Neighbors and an Upper West Side preservation group have filed a zoning challenge against Extell Development’s residential tower at 36 West 66th Street.

50 West 66th Street rendering

The protesters claim that Extell is using zoning loopholes to get a taller development and better views for their future tenants.

The challenge, submitted to the Department of Buildings on September 9 by planning consultant George Janes, asserts that the luxury developer has erroneously drafted  a 161-feet mechanical void space that starts at the 18th floor.

It claims that the areas Extell has allocated for mechanical exemptions to the zoning floor area are not proportionate to the actual mechanical use.

According to Janes, there are also unanswered questions regarding the safety of interbuilding voids and how the FDNY could access the mechanical voids, elevator shafts and egress stairs in the event of an emergency.

“It is remarkable that a developer can come into a community, disregard the letter and intention of an existing zoning resolution, and exploit loopholes that its elected officials and city agencies like the Department of City Planning and FDNY find egregious and possibly unsafe,” said Chris Giordano, president of the local block association.

432 Park

Extell’s development, also known as 50 West 66th Street, is a 41-story apartment tower designed by Snohetta Architects that is expected to rise to 775 ft, making it the tallest on the Upper West Side.

Members of the local block association and preservation groups such as Landmark West! have opposed the project claiming it’s too tall to match the context of the neighborhood.

Extell was not available for comment during the Jewish New Year, but the developer wouldn’t be the first to use design elements such as creating large mechanical rooms, including hollow structural voids or even building atop stilts, that don’t count towards the building’s FAR (Floor Area ratio) or maximum square footage limits.

The city’s tallest residential building at 432 Park Avenue is one of the most visible examples of developers using design elements that help raise their height.

In the Rafael Vinoly-designed building, there are several two-story mechanical structural voids every several floors that are meant to help stabilize the skinny tower and contribute to its slender design.

In another Vinoly-designed building on the Upper East Side, the architect employed the use of a structural core and upper floor mechanical rooms to achieve greater heights.

The 510 ft. high residential condo at 249 East 62nd Street offers 83 units between 32 stories.
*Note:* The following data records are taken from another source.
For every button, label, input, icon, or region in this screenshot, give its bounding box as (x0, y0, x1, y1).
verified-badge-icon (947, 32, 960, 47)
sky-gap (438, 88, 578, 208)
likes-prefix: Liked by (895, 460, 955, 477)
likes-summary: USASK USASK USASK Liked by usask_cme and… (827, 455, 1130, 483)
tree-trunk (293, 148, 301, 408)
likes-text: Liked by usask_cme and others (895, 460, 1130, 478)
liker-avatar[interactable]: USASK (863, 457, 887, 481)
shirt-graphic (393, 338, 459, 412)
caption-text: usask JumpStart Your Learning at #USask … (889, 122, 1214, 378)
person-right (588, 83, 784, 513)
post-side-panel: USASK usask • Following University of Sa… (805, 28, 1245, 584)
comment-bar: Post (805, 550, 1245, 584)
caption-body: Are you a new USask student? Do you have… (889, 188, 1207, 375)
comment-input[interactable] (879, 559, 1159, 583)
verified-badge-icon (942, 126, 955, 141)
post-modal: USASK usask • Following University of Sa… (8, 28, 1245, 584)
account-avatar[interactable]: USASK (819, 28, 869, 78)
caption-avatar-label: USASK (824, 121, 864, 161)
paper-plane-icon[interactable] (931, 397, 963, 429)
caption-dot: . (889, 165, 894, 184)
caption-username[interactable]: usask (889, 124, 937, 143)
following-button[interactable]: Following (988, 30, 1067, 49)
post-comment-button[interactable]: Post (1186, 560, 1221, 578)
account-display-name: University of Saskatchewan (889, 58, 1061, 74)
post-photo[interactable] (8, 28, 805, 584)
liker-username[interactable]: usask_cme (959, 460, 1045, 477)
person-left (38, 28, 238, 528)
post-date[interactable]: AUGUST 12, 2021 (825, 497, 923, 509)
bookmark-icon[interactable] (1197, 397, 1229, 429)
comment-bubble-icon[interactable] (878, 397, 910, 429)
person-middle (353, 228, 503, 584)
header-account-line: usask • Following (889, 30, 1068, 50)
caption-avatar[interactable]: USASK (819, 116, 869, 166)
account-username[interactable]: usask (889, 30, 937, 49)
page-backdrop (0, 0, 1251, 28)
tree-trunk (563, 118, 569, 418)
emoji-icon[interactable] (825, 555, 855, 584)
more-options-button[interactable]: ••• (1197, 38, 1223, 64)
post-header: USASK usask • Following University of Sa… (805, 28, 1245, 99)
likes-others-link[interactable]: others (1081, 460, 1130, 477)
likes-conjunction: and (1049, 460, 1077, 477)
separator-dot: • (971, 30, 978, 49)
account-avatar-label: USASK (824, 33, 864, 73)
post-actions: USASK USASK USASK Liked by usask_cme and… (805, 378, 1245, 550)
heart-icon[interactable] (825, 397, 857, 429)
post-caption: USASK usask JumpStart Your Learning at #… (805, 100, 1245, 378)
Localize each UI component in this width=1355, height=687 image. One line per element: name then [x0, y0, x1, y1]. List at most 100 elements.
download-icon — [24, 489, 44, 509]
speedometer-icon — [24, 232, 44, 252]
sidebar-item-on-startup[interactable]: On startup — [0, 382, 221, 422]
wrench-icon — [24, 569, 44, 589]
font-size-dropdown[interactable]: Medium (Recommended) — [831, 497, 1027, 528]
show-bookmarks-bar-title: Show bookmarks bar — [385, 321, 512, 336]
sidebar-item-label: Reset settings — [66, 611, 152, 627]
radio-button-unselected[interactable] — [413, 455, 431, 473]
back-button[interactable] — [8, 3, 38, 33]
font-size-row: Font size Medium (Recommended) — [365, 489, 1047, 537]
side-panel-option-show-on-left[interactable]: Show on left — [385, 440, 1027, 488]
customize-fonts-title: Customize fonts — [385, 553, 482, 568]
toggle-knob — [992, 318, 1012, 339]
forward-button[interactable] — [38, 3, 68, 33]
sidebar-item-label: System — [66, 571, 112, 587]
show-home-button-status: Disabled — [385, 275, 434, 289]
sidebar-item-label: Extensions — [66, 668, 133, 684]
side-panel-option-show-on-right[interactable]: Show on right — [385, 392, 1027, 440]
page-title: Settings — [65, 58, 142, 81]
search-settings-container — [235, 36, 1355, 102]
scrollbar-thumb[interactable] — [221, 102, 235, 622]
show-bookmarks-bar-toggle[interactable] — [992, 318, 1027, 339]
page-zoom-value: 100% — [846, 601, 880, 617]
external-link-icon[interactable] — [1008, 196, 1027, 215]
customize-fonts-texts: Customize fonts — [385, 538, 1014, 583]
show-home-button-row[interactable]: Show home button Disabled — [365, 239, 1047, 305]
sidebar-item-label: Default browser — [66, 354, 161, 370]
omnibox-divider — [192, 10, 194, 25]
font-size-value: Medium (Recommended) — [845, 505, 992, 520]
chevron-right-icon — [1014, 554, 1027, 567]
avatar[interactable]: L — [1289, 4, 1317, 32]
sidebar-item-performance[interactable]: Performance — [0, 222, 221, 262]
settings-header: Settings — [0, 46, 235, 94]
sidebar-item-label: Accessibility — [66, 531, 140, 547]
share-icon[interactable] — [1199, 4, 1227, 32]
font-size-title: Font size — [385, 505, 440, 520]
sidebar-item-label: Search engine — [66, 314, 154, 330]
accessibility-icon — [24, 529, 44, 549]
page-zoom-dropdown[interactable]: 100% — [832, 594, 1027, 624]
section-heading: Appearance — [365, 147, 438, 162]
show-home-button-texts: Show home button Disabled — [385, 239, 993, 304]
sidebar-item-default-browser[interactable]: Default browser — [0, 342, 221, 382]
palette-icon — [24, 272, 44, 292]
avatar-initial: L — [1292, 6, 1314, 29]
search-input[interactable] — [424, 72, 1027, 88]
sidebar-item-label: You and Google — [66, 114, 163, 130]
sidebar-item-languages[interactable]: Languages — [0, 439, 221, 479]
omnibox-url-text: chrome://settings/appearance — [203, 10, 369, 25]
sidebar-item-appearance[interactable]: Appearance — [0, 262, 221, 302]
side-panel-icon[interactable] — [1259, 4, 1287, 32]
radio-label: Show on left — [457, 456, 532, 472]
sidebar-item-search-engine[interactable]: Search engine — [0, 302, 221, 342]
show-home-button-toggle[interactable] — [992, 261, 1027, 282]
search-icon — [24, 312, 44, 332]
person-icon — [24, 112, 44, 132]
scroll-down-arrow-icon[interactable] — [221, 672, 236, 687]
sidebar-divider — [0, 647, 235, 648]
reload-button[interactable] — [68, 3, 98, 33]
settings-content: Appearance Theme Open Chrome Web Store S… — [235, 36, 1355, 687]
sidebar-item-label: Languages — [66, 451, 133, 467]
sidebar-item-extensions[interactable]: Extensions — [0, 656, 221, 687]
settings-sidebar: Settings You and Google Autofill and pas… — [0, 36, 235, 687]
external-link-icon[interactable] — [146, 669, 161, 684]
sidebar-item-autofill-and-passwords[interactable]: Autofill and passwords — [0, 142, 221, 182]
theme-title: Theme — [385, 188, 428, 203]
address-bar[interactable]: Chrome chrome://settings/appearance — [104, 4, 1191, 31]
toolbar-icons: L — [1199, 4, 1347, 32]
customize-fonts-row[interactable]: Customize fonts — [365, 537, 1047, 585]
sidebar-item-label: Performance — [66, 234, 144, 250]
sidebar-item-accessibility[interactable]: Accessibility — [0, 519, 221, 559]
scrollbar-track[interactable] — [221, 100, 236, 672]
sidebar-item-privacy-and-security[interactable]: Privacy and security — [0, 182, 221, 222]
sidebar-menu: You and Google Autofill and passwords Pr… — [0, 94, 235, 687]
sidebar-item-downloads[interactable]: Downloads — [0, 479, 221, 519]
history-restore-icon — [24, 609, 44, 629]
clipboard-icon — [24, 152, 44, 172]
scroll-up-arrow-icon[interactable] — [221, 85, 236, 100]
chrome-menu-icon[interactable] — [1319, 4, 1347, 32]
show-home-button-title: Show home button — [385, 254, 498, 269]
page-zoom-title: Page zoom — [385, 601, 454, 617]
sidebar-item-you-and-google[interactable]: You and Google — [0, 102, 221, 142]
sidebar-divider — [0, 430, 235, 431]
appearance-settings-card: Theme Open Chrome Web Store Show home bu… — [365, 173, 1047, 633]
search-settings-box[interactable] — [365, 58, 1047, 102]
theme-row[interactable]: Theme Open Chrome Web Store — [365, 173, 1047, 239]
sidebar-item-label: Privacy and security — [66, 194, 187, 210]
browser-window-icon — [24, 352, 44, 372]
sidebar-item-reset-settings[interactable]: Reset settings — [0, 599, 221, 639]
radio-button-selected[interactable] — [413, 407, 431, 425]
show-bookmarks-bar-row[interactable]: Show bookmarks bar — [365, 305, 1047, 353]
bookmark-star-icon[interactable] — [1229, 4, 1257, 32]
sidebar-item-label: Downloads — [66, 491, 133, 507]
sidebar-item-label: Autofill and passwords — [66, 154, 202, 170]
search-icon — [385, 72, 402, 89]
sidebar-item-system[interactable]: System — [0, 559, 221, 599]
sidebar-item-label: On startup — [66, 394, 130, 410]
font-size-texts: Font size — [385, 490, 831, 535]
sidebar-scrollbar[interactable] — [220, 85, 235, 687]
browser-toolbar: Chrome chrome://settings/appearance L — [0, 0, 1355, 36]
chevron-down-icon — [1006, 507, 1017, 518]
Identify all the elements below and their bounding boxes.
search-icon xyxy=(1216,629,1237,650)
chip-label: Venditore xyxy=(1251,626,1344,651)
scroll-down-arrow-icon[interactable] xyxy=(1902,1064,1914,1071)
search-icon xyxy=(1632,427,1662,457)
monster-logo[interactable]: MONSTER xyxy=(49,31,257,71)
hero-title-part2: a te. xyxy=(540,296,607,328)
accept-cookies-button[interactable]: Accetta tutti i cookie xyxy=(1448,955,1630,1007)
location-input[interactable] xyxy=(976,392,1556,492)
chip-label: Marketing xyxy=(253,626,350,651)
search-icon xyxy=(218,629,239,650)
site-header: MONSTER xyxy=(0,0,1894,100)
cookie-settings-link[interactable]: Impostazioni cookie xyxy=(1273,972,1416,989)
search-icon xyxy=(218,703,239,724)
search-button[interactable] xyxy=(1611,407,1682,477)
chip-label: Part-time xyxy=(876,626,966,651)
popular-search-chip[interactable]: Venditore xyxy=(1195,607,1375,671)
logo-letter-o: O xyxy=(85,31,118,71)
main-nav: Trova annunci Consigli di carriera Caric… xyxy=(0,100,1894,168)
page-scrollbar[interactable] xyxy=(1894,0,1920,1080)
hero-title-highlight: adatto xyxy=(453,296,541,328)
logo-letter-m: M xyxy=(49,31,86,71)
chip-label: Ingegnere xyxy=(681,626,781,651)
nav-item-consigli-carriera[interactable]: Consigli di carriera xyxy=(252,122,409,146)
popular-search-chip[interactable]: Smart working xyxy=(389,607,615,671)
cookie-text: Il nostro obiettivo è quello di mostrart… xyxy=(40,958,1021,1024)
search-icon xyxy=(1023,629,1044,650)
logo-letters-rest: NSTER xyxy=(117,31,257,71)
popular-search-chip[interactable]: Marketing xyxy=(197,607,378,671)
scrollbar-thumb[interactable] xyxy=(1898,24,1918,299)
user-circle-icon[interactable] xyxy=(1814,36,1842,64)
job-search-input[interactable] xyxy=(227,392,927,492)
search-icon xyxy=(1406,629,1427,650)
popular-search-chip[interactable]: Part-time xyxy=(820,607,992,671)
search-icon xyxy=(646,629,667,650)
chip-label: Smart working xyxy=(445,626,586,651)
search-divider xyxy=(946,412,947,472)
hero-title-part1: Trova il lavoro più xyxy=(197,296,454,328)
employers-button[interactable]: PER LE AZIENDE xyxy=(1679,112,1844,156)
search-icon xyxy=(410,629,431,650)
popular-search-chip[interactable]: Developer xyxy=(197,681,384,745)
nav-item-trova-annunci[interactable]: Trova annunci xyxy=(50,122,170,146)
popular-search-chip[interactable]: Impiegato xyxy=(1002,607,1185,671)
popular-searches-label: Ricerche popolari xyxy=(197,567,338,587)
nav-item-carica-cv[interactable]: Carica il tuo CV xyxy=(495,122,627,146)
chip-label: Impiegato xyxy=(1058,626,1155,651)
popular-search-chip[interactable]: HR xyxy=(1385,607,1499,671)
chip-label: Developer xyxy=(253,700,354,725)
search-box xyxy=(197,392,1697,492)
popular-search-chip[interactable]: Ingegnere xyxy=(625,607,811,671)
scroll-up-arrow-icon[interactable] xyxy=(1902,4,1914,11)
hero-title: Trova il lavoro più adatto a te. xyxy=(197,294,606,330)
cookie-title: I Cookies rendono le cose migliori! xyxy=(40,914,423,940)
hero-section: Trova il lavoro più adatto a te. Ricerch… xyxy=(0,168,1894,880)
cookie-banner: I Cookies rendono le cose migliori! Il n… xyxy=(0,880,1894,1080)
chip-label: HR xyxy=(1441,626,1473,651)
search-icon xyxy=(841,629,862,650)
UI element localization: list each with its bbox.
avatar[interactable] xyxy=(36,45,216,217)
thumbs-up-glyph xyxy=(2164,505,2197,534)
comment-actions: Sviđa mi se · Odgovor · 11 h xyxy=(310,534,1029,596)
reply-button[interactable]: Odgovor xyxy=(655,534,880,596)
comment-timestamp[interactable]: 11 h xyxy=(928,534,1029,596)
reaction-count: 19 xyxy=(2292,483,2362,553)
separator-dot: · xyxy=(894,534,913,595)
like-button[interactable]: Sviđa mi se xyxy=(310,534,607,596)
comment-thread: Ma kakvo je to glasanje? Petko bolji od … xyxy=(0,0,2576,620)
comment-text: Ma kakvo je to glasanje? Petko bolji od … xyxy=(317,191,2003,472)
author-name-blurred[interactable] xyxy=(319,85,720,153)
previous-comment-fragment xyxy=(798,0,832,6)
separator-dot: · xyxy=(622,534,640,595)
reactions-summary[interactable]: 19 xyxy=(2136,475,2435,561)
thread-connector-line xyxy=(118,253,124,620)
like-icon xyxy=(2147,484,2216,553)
But the design details a townhouse and retail space at the base of the building, mechanical space from the 13th to 16th floors and on the top three floors.

During a June mayoral town hall meeting on the Upper West Side, Department of City Planning director Edith Hsu-Chen said they’re trying to better understand the issue of voids, especially the “extraneous, maybe egregious” methods that are “used just to loft the building taller.”

DCP said it should have policy recommendations ready by the end of the year.